Inhalt

Die Welt hat sich in eine große Wüste verwandelt. Ob der dystopische Roman der französischen Schriftstellerin Marie Pavlenko in einer nahen oder ferneren Zukunft spielt, wird nicht klar gesagt. Bäume sind selten, die Artvielfalt von Tieren und Pflanzen hat einen massiven Rückgang erlitten und Wasser ist nur noch in Form von Gel erhältlich. Holz dient den Menschen als wichtiger und besonders wertvoller Rohstoff, den die Wüstenbewohner an ferne Großstädte verkaufen. In dieser Welt wächst Samaa auf, die sich mit der Jägergruppe auf die Expedition nach verblieben Bäumen machen möchte. Dies ist zum einen ihrer Abenteuerlust und Neugier geschuldet. Zum anderen möchte sie in die Fußstapfen ihres bei einer Jagd tödlich verunglückten Vaters treten. Allerdings dürfen sich in dieser Gesellschaft nur Männer der Gruppe anschließen. Nichtsdestoweniger macht sich die Halbwaise mit der nötigen Ration Energieriegel und Gel auf den Weg, indem sie der Gruppe heimlich folgt. Dabei stürzt sie jedoch in ein großes Loch, wo Wasserquellen sprudeln und Bäume gedeihen. Die Quelle sichert ihr Überleben, während ein Baum ihr Schatten spendet. Samaa schließt eine Art Freundschaft mit ihm. Sie versteht nun, was es heißt, in einer lebenswerten und -bewahrenden Welt zu leben. 

Kritik

In einer kurzen Rahmenhandlung, in der die Welt dank der Menschen offenbar zu neuer Fruchtbarkeit gefunden hat, wird zu Beginn angekündigt, dass eine zeremonielle Lesung über die Geschichte Samaas folgt, die weit zurückliegt. Es wird dabei kein Wort darüber verloren, in welchem geographischen Setting sich die Geschichte um die Ich-Erzählerin Samaa ereignet. Es ist lediglich von der Wüste und den geheimnisvoll wirkenden Großstädten die Rede, die die Hauptfigur aber selbst nie zu Gesicht bekommt. Genau diese Leerstellen machen diesen Roman interessant. Dadurch, dass er sich weder zeitlich noch örtlich genau bestimmen lässt, kann Samaas Geschichte an jedem denkbaren Ort zu einer beliebigen Zeit in der Zukunft spielen. 
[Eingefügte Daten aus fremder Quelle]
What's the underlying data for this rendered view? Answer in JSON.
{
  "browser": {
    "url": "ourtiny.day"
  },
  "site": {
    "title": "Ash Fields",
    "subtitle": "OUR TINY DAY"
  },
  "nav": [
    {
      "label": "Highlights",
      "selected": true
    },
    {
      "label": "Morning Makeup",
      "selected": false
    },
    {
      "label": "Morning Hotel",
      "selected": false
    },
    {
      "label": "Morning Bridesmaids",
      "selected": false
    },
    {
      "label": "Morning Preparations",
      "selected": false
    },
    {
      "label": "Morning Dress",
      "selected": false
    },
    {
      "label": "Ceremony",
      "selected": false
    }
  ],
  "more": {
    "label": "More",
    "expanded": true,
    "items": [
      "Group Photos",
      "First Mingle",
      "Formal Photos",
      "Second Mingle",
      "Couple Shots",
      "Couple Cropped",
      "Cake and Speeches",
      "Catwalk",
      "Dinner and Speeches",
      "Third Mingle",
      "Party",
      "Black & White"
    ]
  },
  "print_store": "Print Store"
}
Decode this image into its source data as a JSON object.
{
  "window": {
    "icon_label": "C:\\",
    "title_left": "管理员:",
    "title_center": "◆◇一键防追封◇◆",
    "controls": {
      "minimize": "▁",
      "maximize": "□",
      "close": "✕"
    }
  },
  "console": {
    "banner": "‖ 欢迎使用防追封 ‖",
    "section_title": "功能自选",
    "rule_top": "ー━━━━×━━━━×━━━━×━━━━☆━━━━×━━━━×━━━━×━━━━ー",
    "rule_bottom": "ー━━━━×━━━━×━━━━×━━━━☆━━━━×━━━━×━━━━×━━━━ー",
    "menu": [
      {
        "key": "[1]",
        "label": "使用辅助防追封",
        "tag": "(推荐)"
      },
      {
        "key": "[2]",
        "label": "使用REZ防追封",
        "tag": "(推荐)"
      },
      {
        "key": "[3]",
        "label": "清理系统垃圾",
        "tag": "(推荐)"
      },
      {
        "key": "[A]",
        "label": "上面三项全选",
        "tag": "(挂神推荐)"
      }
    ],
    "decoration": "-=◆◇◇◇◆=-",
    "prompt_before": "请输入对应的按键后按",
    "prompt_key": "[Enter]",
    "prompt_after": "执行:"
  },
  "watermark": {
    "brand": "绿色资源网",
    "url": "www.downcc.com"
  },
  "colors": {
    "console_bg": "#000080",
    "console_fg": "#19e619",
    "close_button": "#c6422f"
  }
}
Offensichtlich hingegen ist, dass die Welt der Haupthandlung unter den Folgen des Klimawandels leidet, auch wenn dies lediglich durch die Beschreibungen der Ich-Erzählerin verdeutlicht wird. Da Samaa unter diesen widrigen Bedingungen aufwächst, erachtet sie diese Welt als selbstverständlich. Die Erzählungen der Ältesten, die aufgrund ihrer Gebrechlichkeit im Exil lebt, betrachtet Samaa zunächst kritisch: Wie soll es möglich sein, dass Bäume und Insekten, die sogenannten „Inxeten“, Leben spenden, in dem sie den ökologischen Kreislauf regulieren? Die Zusammenhänge erscheinen der Ich-Erzählerin fremd. Erst als sie selbst einen Baum entdeckt, erkennt sie die kleinen Details im großen Kreislauf des Lebens und träumt von einer Welt, die die Älteste noch erlebt hat.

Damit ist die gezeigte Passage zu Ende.